My guess is that there is only one positive outcome all Americans can agree on as a result of last night’s election: no more political ads…until the next time anyway. Now that all the theatrics are over it is time to get back to reality.
I was surprised last night not to hear any exit polling on whether voters are aware of the looming fiscal cliff. I am not suggesting that awareness would have necessarily changed anything, I am just curious – after all, I am an analyst at heart. I hope voters are aware, because it is serious and it must be dealt with immediately.
It may come as a surprise for Americans to wake up today and realize that there have been things happening in the world during the last few weeks other than storms and elections. GDP growth came in at 2 percent, which was better than expected. Unfortunately when one digs into the numbers you see that 0.72 percent of that growth was due to increased government spending, mostly a 13 percent jump in military spending, which looks to me like stockpiling ahead of the draconian cuts coming from the fiscal cliff. That leaves real GDP growth at approximately 1.3 percent, which is still better than we expected but extremely weak, and if I am correct will mean a drop in future military spending as this stockpile of supplies is drawn down even if the fiscal cliff is avoided.
Yesterday the pharmaceutical benefit company Express Scripts reported earnings. They beat expectations but cautioned analysts that next year’s earnings estimates are too aggressive, citing the weak economy when pressed for rationale. Analysts seemed legitimately surprised, and the stock got hammered. What seems strange to me is that sense of surprise; we get the same data as everyone else, and I don’t understand how people do not recognize the lack of economic activity.

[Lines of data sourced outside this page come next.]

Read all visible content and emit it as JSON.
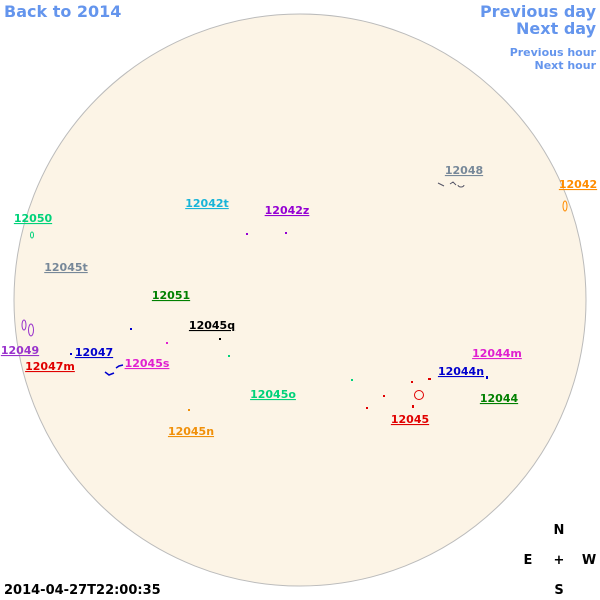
{
  "nav": {
    "back": "Back to 2014",
    "previous_day": "Previous day",
    "next_day": "Next day",
    "previous_hour": "Previous hour",
    "next_hour": "Next hour"
  },
  "regions": [
    {
      "label": "12048",
      "color": "#778899"
    },
    {
      "label": "12042",
      "color": "#ff8c00"
    },
    {
      "label": "12050",
      "color": "#00d27a"
    },
    {
      "label": "12042t",
      "color": "#18b4d8"
    },
    {
      "label": "12042z",
      "color": "#9400d3"
    },
    {
      "label": "12045t",
      "color": "#778899"
    },
    {
      "label": "12051",
      "color": "#008000"
    },
    {
      "label": "12045q",
      "color": "#000000"
    },
    {
      "label": "12049",
      "color": "#9932cc"
    },
    {
      "label": "12047",
      "color": "#0000cd"
    },
    {
      "label": "12047m",
      "color": "#e00000"
    },
    {
      "label": "12045s",
      "color": "#e020d0"
    },
    {
      "label": "12044m",
      "color": "#e020d0"
    },
    {
      "label": "12044n",
      "color": "#0000cd"
    },
    {
      "label": "12044",
      "color": "#008000"
    },
    {
      "label": "12045o",
      "color": "#00d27a"
    },
    {
      "label": "12045",
      "color": "#e00000"
    },
    {
      "label": "12045n",
      "color": "#f0900a"
    }
  ],
  "timestamp": "2014-04-27T22:00:35",
  "compass": {
    "north": "N",
    "east": "E",
    "center": "+",
    "west": "W",
    "south": "S"
  }
}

Perhaps it is the housing data, which is the one true bright spot in the economy. However, some are behaving as though housing is going to now return to 2005 levels, and that is not going to happen.
Consumers are also more optimistic, although consumer sentiment is almost always a backward-looking indicator: consumers are usually the happiest when the economy has peaked, meaning that things have been relatively good but are about to get much worse. Likewise they are the saddest when the economy bottoms, meaning things have been bad but are actually about to improve. In other words, consumers are almost always wrong. Today I believe that is doubly true, because it is hard to understand optimism in the face of an enormous tax increase. My guess is that most Americans simply have not realized that their take-home pay is about to get significantly reduced come January 1 if nothing is done to avert the fiscal cliff. Either that or they are very optimistic that our leaders will reach a compromise by year-end.
Don’t get me wrong, I hope that optimism is well-placed. However, in my business it pays to hope for the best but plan for the worst. Investing is about making decisions today about the future, which is by definition unknowable. As a result we must deal in the world of probabilities. There must be some probability that no compromise is to be had and that we will indeed go over the cliff. This brings us to last night. The irony is that after billions of dollars spent on ads we are all glad to never see again, we have sent basically the exact same split government back to Washington. The guys who could not agree on anything for two years are now the ones we trust to avoid fiscal disaster. I fear the probability of going over the cliff has been greatly increased.
Beyond the fiscal cliff there is hope. Long-term valuations are reasonable and that is ultimately what drives results, but we must get over this cliff. Caution remains in order.